The virus will be the dictator Trump wishes he could be.
The virus will dictate when we can come out of our houses. When we can go back to work. When we can go to school, get a haircut, watch football.
The virus will set the schedule and determine the rules. Punishment for non-compliance will be swift and painful. Not necessarily capital punishment, though there will be plenty of that. And not necessarily our punishment, either — others could suffer for our dissent. The virus is a natural Stalinist.
So here's the big question we, as a failing nation, now face:  Do we want to do this the hard way or the harder way?
The hard way is what most of us are doing right now. Sucking it up and staying home. Riding it out as best we can. Understanding that what we do affects those around us — and might just kill them. Listening to scientists instead of Fox and Friends, doctors instead of charlatans, common sense instead of willful ignorance. It’s hard. And it might get harder. But it’s easier than the harder way.
The harder way is to blindly follow liars and thieves (i.e. Republicans). To insist on going back to work when scientists say that’s insane. To think guns are for real men and masks are for sissies. To assert your sacred constitutional right to a new tattoo.
These are not things the virus cares about. And if the virus objects to what you’re doing, you’ll be notified within a week or two. Enjoy the tattoo.
So if you have the kind of head-in-the-sand governor (i.e. Republican) who thinks the local meat packing plant will magically keep cranking out steaks just because Trump wants it to, the virus gets a say.
If you’ve been listening to Fox News and you’re sure this is just a bad flu or that China grew it in a lab and you might as well just ignore it and hang out with your buddies, the virus gets a say.
If you’ve been drinking Trump-flavored Kool-Aid — or maybe Lysol — and still think incompetence is an effective pandemic policy, the virus gets a say.
If your pastor has sold you and your congregation on a beautiful afterlife, the virus could move that plan forward.
And if you think there’s no problem because you don’t live in those godless cities — New York, Detroit, New Orleans, etc. — the virus now has the heartland in its sights. And the South.
Time to get out your guns and tell that virus to not tread on you. That’ll work.
I’m guessing that those who are approaching all this the harder way will be changing their minds by June. Assuming they’re still around.
Because May is the month when the bill comes due for all the nursing homes, meat packing plants, and prisons that have been criminally ignored by red state governors.
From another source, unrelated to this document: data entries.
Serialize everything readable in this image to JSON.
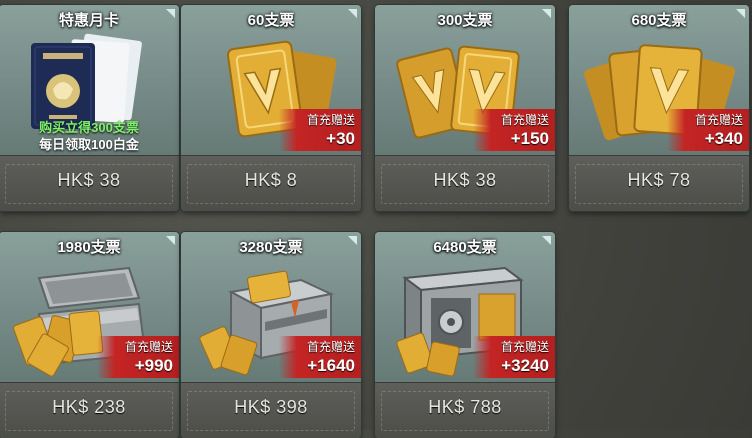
{
  "cards": [
    {
      "title": "特惠月卡",
      "price": "HK$ 38",
      "note_line1": "购买立得300支票",
      "note_line2": "每日领取100白金",
      "icon": "passport-card-icon"
    },
    {
      "title": "60支票",
      "price": "HK$ 8",
      "bonus_label": "首充赠送",
      "bonus_value": "+30",
      "icon": "gold-ticket-icon"
    },
    {
      "title": "300支票",
      "price": "HK$ 38",
      "bonus_label": "首充赠送",
      "bonus_value": "+150",
      "icon": "gold-tickets-icon"
    },
    {
      "title": "680支票",
      "price": "HK$ 78",
      "bonus_label": "首充赠送",
      "bonus_value": "+340",
      "icon": "gold-ticket-stack-icon"
    },
    {
      "title": "1980支票",
      "price": "HK$ 238",
      "bonus_label": "首充赠送",
      "bonus_value": "+990",
      "icon": "open-chest-icon"
    },
    {
      "title": "3280支票",
      "price": "HK$ 398",
      "bonus_label": "首充赠送",
      "bonus_value": "+1640",
      "icon": "metal-crate-icon"
    },
    {
      "title": "6480支票",
      "price": "HK$ 788",
      "bonus_label": "首充赠送",
      "bonus_value": "+3240",
      "icon": "vault-icon"
    }
  ],
  "colors": {
    "bonus_bg": "#c42424",
    "note_green": "#7ef06a",
    "card_top": "#7a8f8a",
    "price_bar": "#555651"
  }
}
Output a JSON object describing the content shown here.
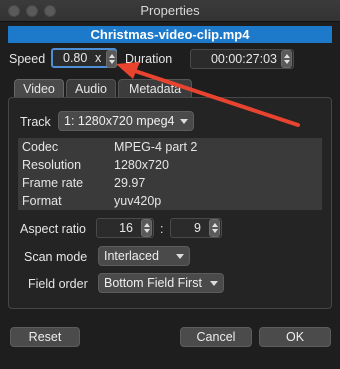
{
  "window": {
    "title": "Properties"
  },
  "file": {
    "name": "Christmas-video-clip.mp4"
  },
  "speed": {
    "label": "Speed",
    "value": "0.80",
    "unit": "x"
  },
  "duration": {
    "label": "Duration",
    "value": "00:00:27:03"
  },
  "tabs": [
    {
      "label": "Video",
      "active": true
    },
    {
      "label": "Audio",
      "active": false
    },
    {
      "label": "Metadata",
      "active": false
    }
  ],
  "track": {
    "label": "Track",
    "selected": "1: 1280x720 mpeg4"
  },
  "info": [
    {
      "key": "Codec",
      "value": "MPEG-4 part 2"
    },
    {
      "key": "Resolution",
      "value": "1280x720"
    },
    {
      "key": "Frame rate",
      "value": "29.97"
    },
    {
      "key": "Format",
      "value": "yuv420p"
    }
  ],
  "aspect": {
    "label": "Aspect ratio",
    "num": "16",
    "sep": ":",
    "den": "9"
  },
  "scan_mode": {
    "label": "Scan mode",
    "selected": "Interlaced"
  },
  "field_order": {
    "label": "Field order",
    "selected": "Bottom Field First"
  },
  "buttons": {
    "reset": "Reset",
    "cancel": "Cancel",
    "ok": "OK"
  },
  "colors": {
    "accent": "#1d79c9",
    "annotation_arrow": "#e8432f",
    "background": "#1e1e1e"
  }
}
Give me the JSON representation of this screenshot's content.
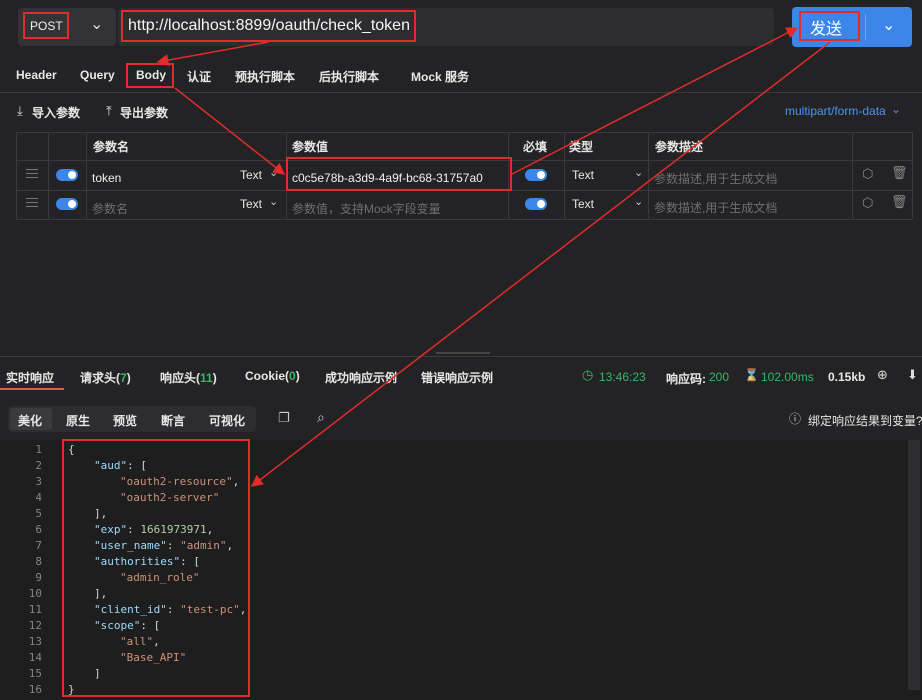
{
  "request": {
    "method": "POST",
    "url": "http://localhost:8899/oauth/check_token",
    "send_label": "发送"
  },
  "tabs": [
    "Header",
    "Query",
    "Body",
    "认证",
    "预执行脚本",
    "后执行脚本",
    "Mock 服务"
  ],
  "active_tab": "Body",
  "tools": {
    "import": "导入参数",
    "export": "导出参数",
    "encoding": "multipart/form-data"
  },
  "table": {
    "headers": {
      "name": "参数名",
      "value": "参数值",
      "required": "必填",
      "type": "类型",
      "desc": "参数描述"
    },
    "rows": [
      {
        "name": "token",
        "kind": "Text",
        "value": "c0c5e78b-a3d9-4a9f-bc68-31757a0",
        "type": "Text",
        "desc_placeholder": "参数描述,用于生成文档"
      },
      {
        "name_placeholder": "参数名",
        "kind": "Text",
        "value_placeholder": "参数值，支持Mock字段变量",
        "type": "Text",
        "desc_placeholder": "参数描述,用于生成文档"
      }
    ]
  },
  "response": {
    "tabs": {
      "realtime": "实时响应",
      "req_headers": "请求头(",
      "req_headers_count": "7",
      "resp_headers": "响应头(",
      "resp_headers_count": "11",
      "cookie": "Cookie(",
      "cookie_count": "0",
      "success_example": "成功响应示例",
      "error_example": "错误响应示例",
      "close_paren": ")"
    },
    "time": "13:46:23",
    "status_label": "响应码:",
    "status_code": "200",
    "duration": "102.00ms",
    "size": "0.15kb",
    "view_tabs": [
      "美化",
      "原生",
      "预览",
      "断言",
      "可视化"
    ],
    "bind_label": "绑定响应结果到变量?"
  },
  "code_lines": [
    {
      "n": "1",
      "t": "{"
    },
    {
      "n": "2",
      "key": "\"aud\"",
      "rest": ": ["
    },
    {
      "n": "3",
      "str": "\"oauth2-resource\"",
      "rest": ","
    },
    {
      "n": "4",
      "str": "\"oauth2-server\"",
      "rest": ""
    },
    {
      "n": "5",
      "t": "],"
    },
    {
      "n": "6",
      "key": "\"exp\"",
      "rest": ": ",
      "num": "1661973971",
      "tail": ","
    },
    {
      "n": "7",
      "key": "\"user_name\"",
      "rest": ": ",
      "str": "\"admin\"",
      "tail": ","
    },
    {
      "n": "8",
      "key": "\"authorities\"",
      "rest": ": ["
    },
    {
      "n": "9",
      "str": "\"admin_role\"",
      "rest": ""
    },
    {
      "n": "10",
      "t": "],"
    },
    {
      "n": "11",
      "key": "\"client_id\"",
      "rest": ": ",
      "str": "\"test-pc\"",
      "tail": ","
    },
    {
      "n": "12",
      "key": "\"scope\"",
      "rest": ": ["
    },
    {
      "n": "13",
      "str": "\"all\"",
      "rest": ","
    },
    {
      "n": "14",
      "str": "\"Base_API\"",
      "rest": ""
    },
    {
      "n": "15",
      "t": "]"
    },
    {
      "n": "16",
      "t": "}"
    }
  ],
  "colors": {
    "accent": "#3b86e8",
    "annotation": "#e32b2b",
    "success": "#39b56a"
  }
}
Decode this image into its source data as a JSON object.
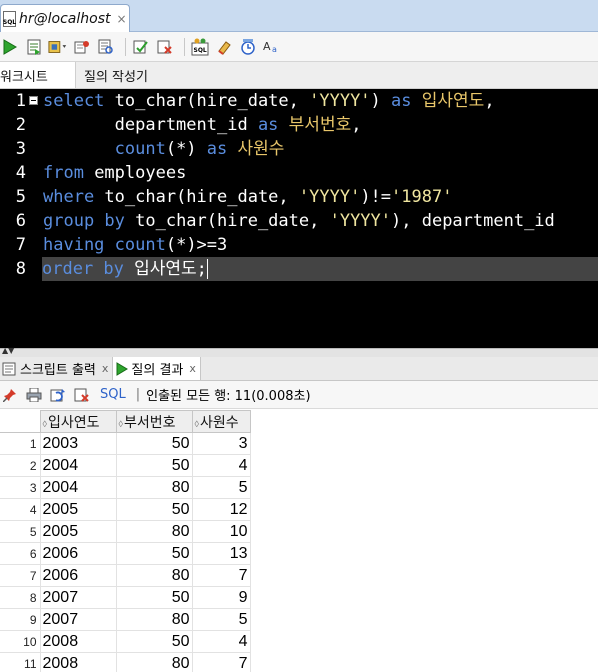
{
  "window": {
    "tab_title": "hr@localhost",
    "tab_close": "×",
    "tab_icon_text": "SQL"
  },
  "toolbar": {
    "buttons": [
      "run-statement",
      "run-script",
      "commit",
      "rollback",
      "explain-plan",
      "autotrace",
      "sql-tuning",
      "clear",
      "history",
      "format",
      "uppercase"
    ]
  },
  "subtabs": {
    "worksheet": "워크시트",
    "query_builder": "질의 작성기"
  },
  "editor": {
    "line_numbers": [
      "1",
      "2",
      "3",
      "4",
      "5",
      "6",
      "7",
      "8"
    ],
    "lines": [
      [
        {
          "t": "select",
          "c": "kw"
        },
        {
          "t": " to_char(hire_date, ",
          "c": "txt"
        },
        {
          "t": "'YYYY'",
          "c": "str"
        },
        {
          "t": ") ",
          "c": "txt"
        },
        {
          "t": "as",
          "c": "kw"
        },
        {
          "t": " ",
          "c": "txt"
        },
        {
          "t": "입사연도",
          "c": "kor"
        },
        {
          "t": ",",
          "c": "txt"
        }
      ],
      [
        {
          "t": "       department_id ",
          "c": "txt"
        },
        {
          "t": "as",
          "c": "kw"
        },
        {
          "t": " ",
          "c": "txt"
        },
        {
          "t": "부서번호",
          "c": "kor"
        },
        {
          "t": ",",
          "c": "txt"
        }
      ],
      [
        {
          "t": "       count",
          "c": "kw"
        },
        {
          "t": "(*) ",
          "c": "txt"
        },
        {
          "t": "as",
          "c": "kw"
        },
        {
          "t": " ",
          "c": "txt"
        },
        {
          "t": "사원수",
          "c": "kor"
        }
      ],
      [
        {
          "t": "from",
          "c": "kw"
        },
        {
          "t": " employees",
          "c": "txt"
        }
      ],
      [
        {
          "t": "where",
          "c": "kw"
        },
        {
          "t": " to_char(hire_date, ",
          "c": "txt"
        },
        {
          "t": "'YYYY'",
          "c": "str"
        },
        {
          "t": ")!=",
          "c": "txt"
        },
        {
          "t": "'1987'",
          "c": "str"
        }
      ],
      [
        {
          "t": "group by",
          "c": "kw"
        },
        {
          "t": " to_char(hire_date, ",
          "c": "txt"
        },
        {
          "t": "'YYYY'",
          "c": "str"
        },
        {
          "t": "), department_id",
          "c": "txt"
        }
      ],
      [
        {
          "t": "having",
          "c": "kw"
        },
        {
          "t": " count",
          "c": "kw"
        },
        {
          "t": "(*)>=3",
          "c": "txt"
        }
      ],
      [
        {
          "t": "order by",
          "c": "kw"
        },
        {
          "t": " 입사연도;",
          "c": "txt"
        }
      ]
    ],
    "current_line": 8,
    "colors": {
      "keyword": "#5a8dde",
      "string": "#f0e6a0",
      "korean": "#e8c66a",
      "text": "#ffffff",
      "background": "#000000",
      "current_line_bg": "#444444"
    }
  },
  "result_tabs": {
    "script_output": "스크립트 출력",
    "query_result": "질의 결과",
    "close": "x"
  },
  "result_toolbar": {
    "sql_label": "SQL",
    "separator": "|",
    "status": "인출된 모든 행: 11(0.008초)"
  },
  "grid": {
    "columns": [
      "입사연도",
      "부서번호",
      "사원수"
    ],
    "sort_glyph": "◊",
    "rows": [
      {
        "n": "1",
        "year": "2003",
        "dept": "50",
        "cnt": "3"
      },
      {
        "n": "2",
        "year": "2004",
        "dept": "50",
        "cnt": "4"
      },
      {
        "n": "3",
        "year": "2004",
        "dept": "80",
        "cnt": "5"
      },
      {
        "n": "4",
        "year": "2005",
        "dept": "50",
        "cnt": "12"
      },
      {
        "n": "5",
        "year": "2005",
        "dept": "80",
        "cnt": "10"
      },
      {
        "n": "6",
        "year": "2006",
        "dept": "50",
        "cnt": "13"
      },
      {
        "n": "7",
        "year": "2006",
        "dept": "80",
        "cnt": "7"
      },
      {
        "n": "8",
        "year": "2007",
        "dept": "50",
        "cnt": "9"
      },
      {
        "n": "9",
        "year": "2007",
        "dept": "80",
        "cnt": "5"
      },
      {
        "n": "10",
        "year": "2008",
        "dept": "50",
        "cnt": "4"
      },
      {
        "n": "11",
        "year": "2008",
        "dept": "80",
        "cnt": "7"
      }
    ]
  }
}
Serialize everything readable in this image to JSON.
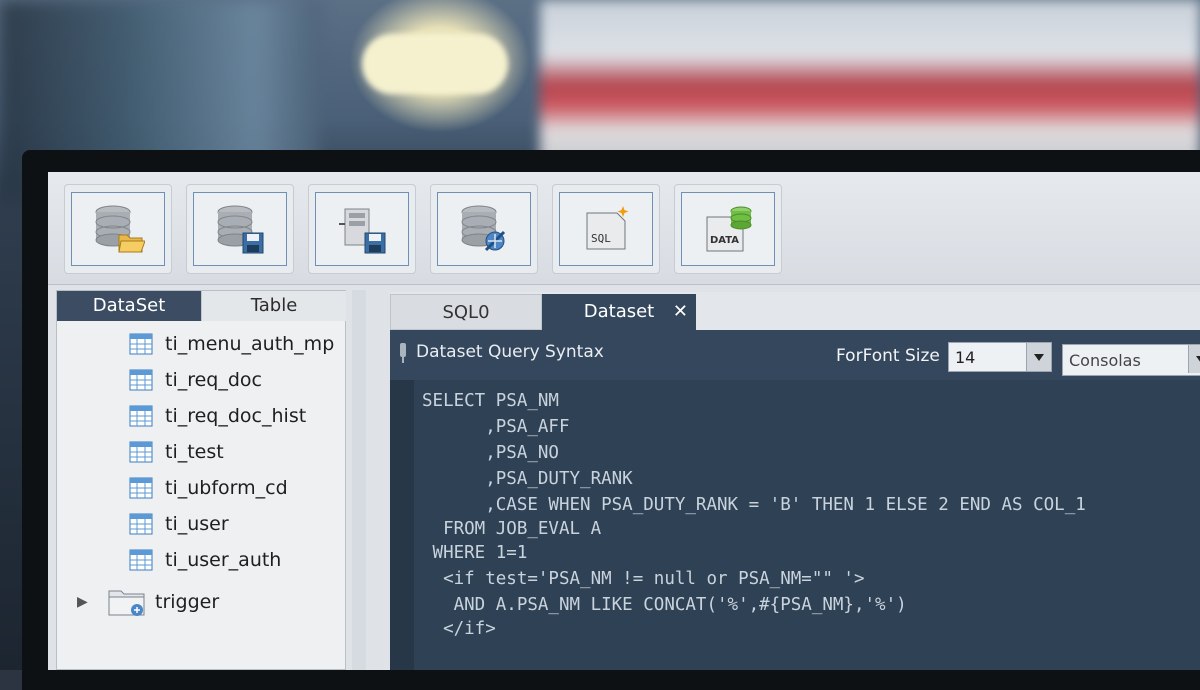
{
  "toolbar": {
    "buttons": [
      {
        "icon": "database-open-icon"
      },
      {
        "icon": "database-save-icon"
      },
      {
        "icon": "server-save-icon"
      },
      {
        "icon": "database-connect-icon"
      },
      {
        "icon": "sql-new-icon",
        "text": "SQL"
      },
      {
        "icon": "data-db-icon",
        "text": "DATA"
      }
    ]
  },
  "left_panel": {
    "tabs": [
      "DataSet",
      "Table"
    ],
    "active_tab": "DataSet",
    "items": [
      {
        "label": "ti_menu_auth_mp",
        "icon": "table-icon"
      },
      {
        "label": "ti_req_doc",
        "icon": "table-icon"
      },
      {
        "label": "ti_req_doc_hist",
        "icon": "table-icon"
      },
      {
        "label": "ti_test",
        "icon": "table-icon"
      },
      {
        "label": "ti_ubform_cd",
        "icon": "table-icon"
      },
      {
        "label": "ti_user",
        "icon": "table-icon"
      },
      {
        "label": "ti_user_auth",
        "icon": "table-icon"
      }
    ],
    "folder": {
      "label": "trigger",
      "icon": "folder-icon",
      "expanded": false
    }
  },
  "editor": {
    "tabs": [
      {
        "label": "SQL0",
        "active": false
      },
      {
        "label": "Dataset",
        "active": true,
        "close": "✕"
      }
    ],
    "header_title": "Dataset Query Syntax",
    "font_size_label": "ForFont Size",
    "font_size_value": "14",
    "font_name_value": "Consolas",
    "code_lines": [
      "SELECT PSA_NM",
      "      ,PSA_AFF",
      "      ,PSA_NO",
      "      ,PSA_DUTY_RANK",
      "      ,CASE WHEN PSA_DUTY_RANK = 'B' THEN 1 ELSE 2 END AS COL_1",
      "  FROM JOB_EVAL A",
      " WHERE 1=1",
      "  <if test='PSA_NM != null or PSA_NM=\"\" '>",
      "   AND A.PSA_NM LIKE CONCAT('%',#{PSA_NM},'%')",
      "  </if>"
    ]
  },
  "colors": {
    "tab_active": "#3c4d63",
    "editor_bg": "#2f4154",
    "code_text": "#c9d3dd"
  }
}
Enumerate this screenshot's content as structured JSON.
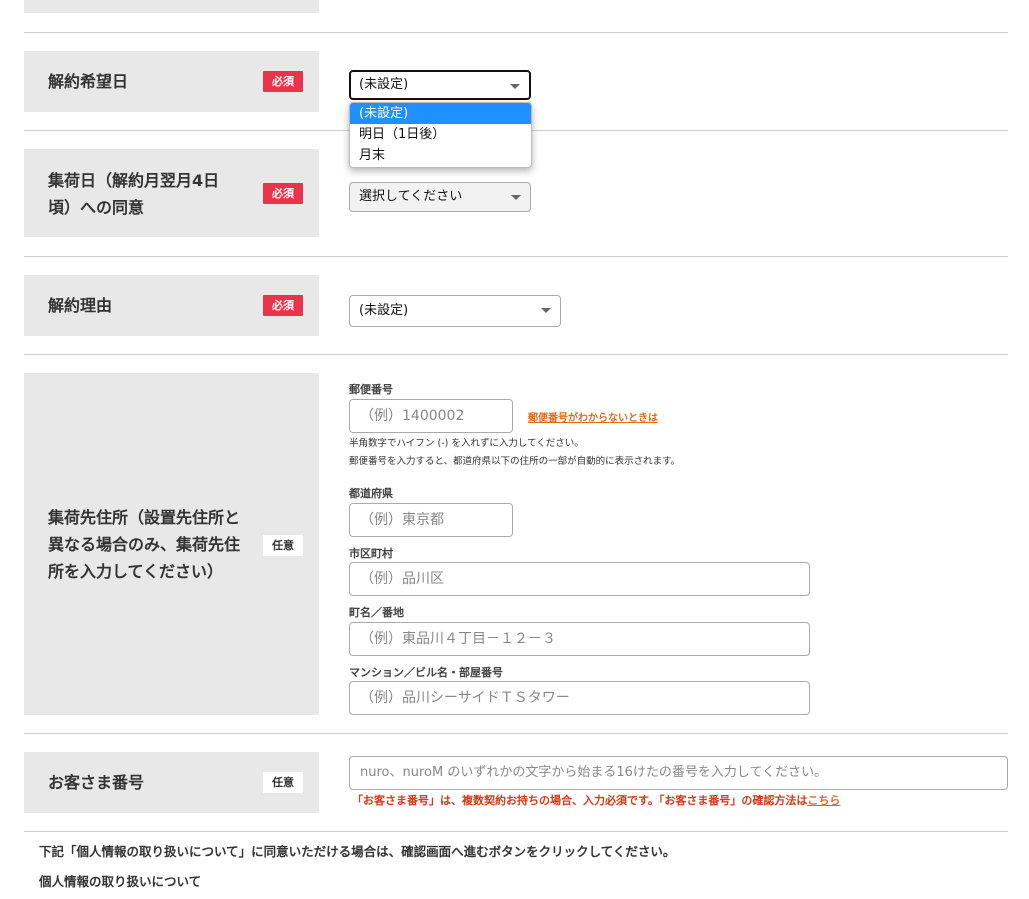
{
  "cancel_date": {
    "label": "解約希望日",
    "badge": "必須",
    "select_value": "(未設定)",
    "options": [
      "(未設定)",
      "明日（1日後）",
      "月末"
    ]
  },
  "pickup_consent": {
    "label_line1": "集荷日（解約月翌月4日",
    "label_line2": "頃）への同意",
    "badge": "必須",
    "select_value": "選択してください"
  },
  "cancel_reason": {
    "label": "解約理由",
    "badge": "必須",
    "select_value": "(未設定)"
  },
  "pickup_address": {
    "label_line1": "集荷先住所（設置先住所と",
    "label_line2": "異なる場合のみ、集荷先住",
    "label_line3": "所を入力してください）",
    "badge": "任意",
    "postal": {
      "label": "郵便番号",
      "placeholder": "（例）1400002",
      "help_link": "郵便番号がわからないときは",
      "note1": "半角数字でハイフン (-) を入れずに入力してください。",
      "note2": "郵便番号を入力すると、都道府県以下の住所の一部が自動的に表示されます。"
    },
    "prefecture": {
      "label": "都道府県",
      "placeholder": "（例）東京都"
    },
    "city": {
      "label": "市区町村",
      "placeholder": "（例）品川区"
    },
    "street": {
      "label": "町名／番地",
      "placeholder": "（例）東品川４丁目－１２－３"
    },
    "building": {
      "label": "マンション／ビル名・部屋番号",
      "placeholder": "（例）品川シーサイドＴＳタワー"
    }
  },
  "customer_number": {
    "label": "お客さま番号",
    "badge": "任意",
    "placeholder": "nuro、nuroM のいずれかの文字から始まる16けたの番号を入力してください。",
    "note": "「お客さま番号」は、複数契約お持ちの場合、入力必須です。「お客さま番号」の確認方法は",
    "note_link": "こちら"
  },
  "footer": {
    "consent_text": "下記「個人情報の取り扱いについて」に同意いただける場合は、確認画面へ進むボタンをクリックしてください。",
    "privacy_heading": "個人情報の取り扱いについて"
  },
  "colors": {
    "required_badge": "#e8334a",
    "label_bg": "#e8e8e8",
    "dropdown_highlight": "#1e90ff",
    "link": "#e06a1a",
    "note_red": "#d23a1a"
  }
}
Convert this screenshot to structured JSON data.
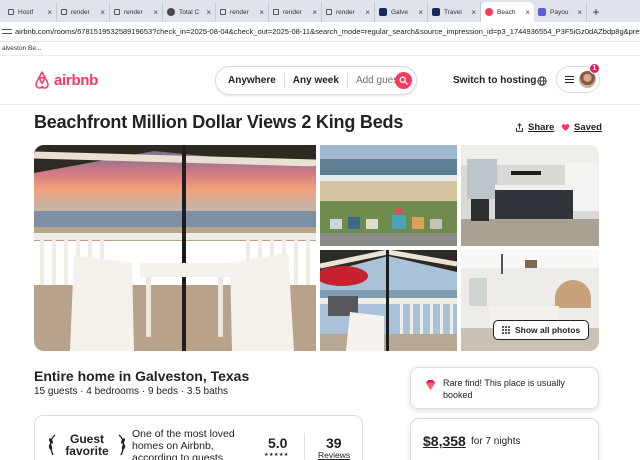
{
  "browser": {
    "tabs": [
      {
        "title": "Hostf",
        "icon": "lock-icon",
        "active": false
      },
      {
        "title": "render",
        "icon": "lock-icon",
        "active": false
      },
      {
        "title": "render",
        "icon": "lock-icon",
        "active": false
      },
      {
        "title": "Total C",
        "icon": "globe-icon",
        "active": false
      },
      {
        "title": "render",
        "icon": "lock-icon",
        "active": false
      },
      {
        "title": "render",
        "icon": "lock-icon",
        "active": false
      },
      {
        "title": "render",
        "icon": "lock-icon",
        "active": false
      },
      {
        "title": "Galve",
        "icon": "navy-logo-icon",
        "active": false
      },
      {
        "title": "Travel",
        "icon": "navy-logo-icon",
        "active": false
      },
      {
        "title": "Beach",
        "icon": "airbnb-icon",
        "active": true
      },
      {
        "title": "Payou",
        "icon": "v-logo-icon",
        "active": false
      }
    ],
    "url": "airbnb.com/rooms/678151953258919653?check_in=2025-08-04&check_out=2025-08-11&search_mode=regular_search&source_impression_id=p3_1744936554_P3F5iGz0dAZbdp8g&previous_pa...",
    "bookmark": "alveston Be..."
  },
  "header": {
    "logo_text": "airbnb",
    "search": {
      "anywhere": "Anywhere",
      "week": "Any week",
      "guests": "Add guests"
    },
    "host_link": "Switch to hosting",
    "notification_count": "1",
    "brand_color": "#ff385c"
  },
  "listing": {
    "title": "Beachfront Million Dollar Views 2 King Beds",
    "share_label": "Share",
    "saved_label": "Saved",
    "show_all_label": "Show all photos",
    "subtitle": "Entire home in Galveston, Texas",
    "details": "15 guests · 4 bedrooms · 9 beds · 3.5 baths"
  },
  "guest_favorite": {
    "badge_line1": "Guest",
    "badge_line2": "favorite",
    "description": "One of the most loved homes on Airbnb, according to guests",
    "rating": "5.0",
    "stars": "★★★★★",
    "review_count": "39",
    "reviews_label": "Reviews"
  },
  "rare_find": {
    "text": "Rare find! This place is usually booked"
  },
  "pricing": {
    "price": "$8,358",
    "note": "for 7 nights"
  }
}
It’s the month when those petri dish environments will trigger a mathematically terrifying explosion across states that are in no way prepared for it.
It’s the month when the virus will speak directly to Trump’s base. Will they get the message?
Fortunately, the virus doesn’t get the only say. Millions upon millions of sane, ordinary people — people who can think for themselves and filter out the nonsense, even in red states — are voting with their fannies. They will stay on their sofas until it’s safe to come out. They alone will decide when the next normal starts. Stupid governors can tell businesses to reopen, but they can’t provide the customers.
Meanwhile, we keep waiting for a so-called “wake-up call” — that moment when it dawns on a shockingly large and widespread group of fools that COVID-19 is not messing around. Since they’ve slept through too many wake-up calls already, I’m not optimistic.
But May should be the month when they finally get it. Or not.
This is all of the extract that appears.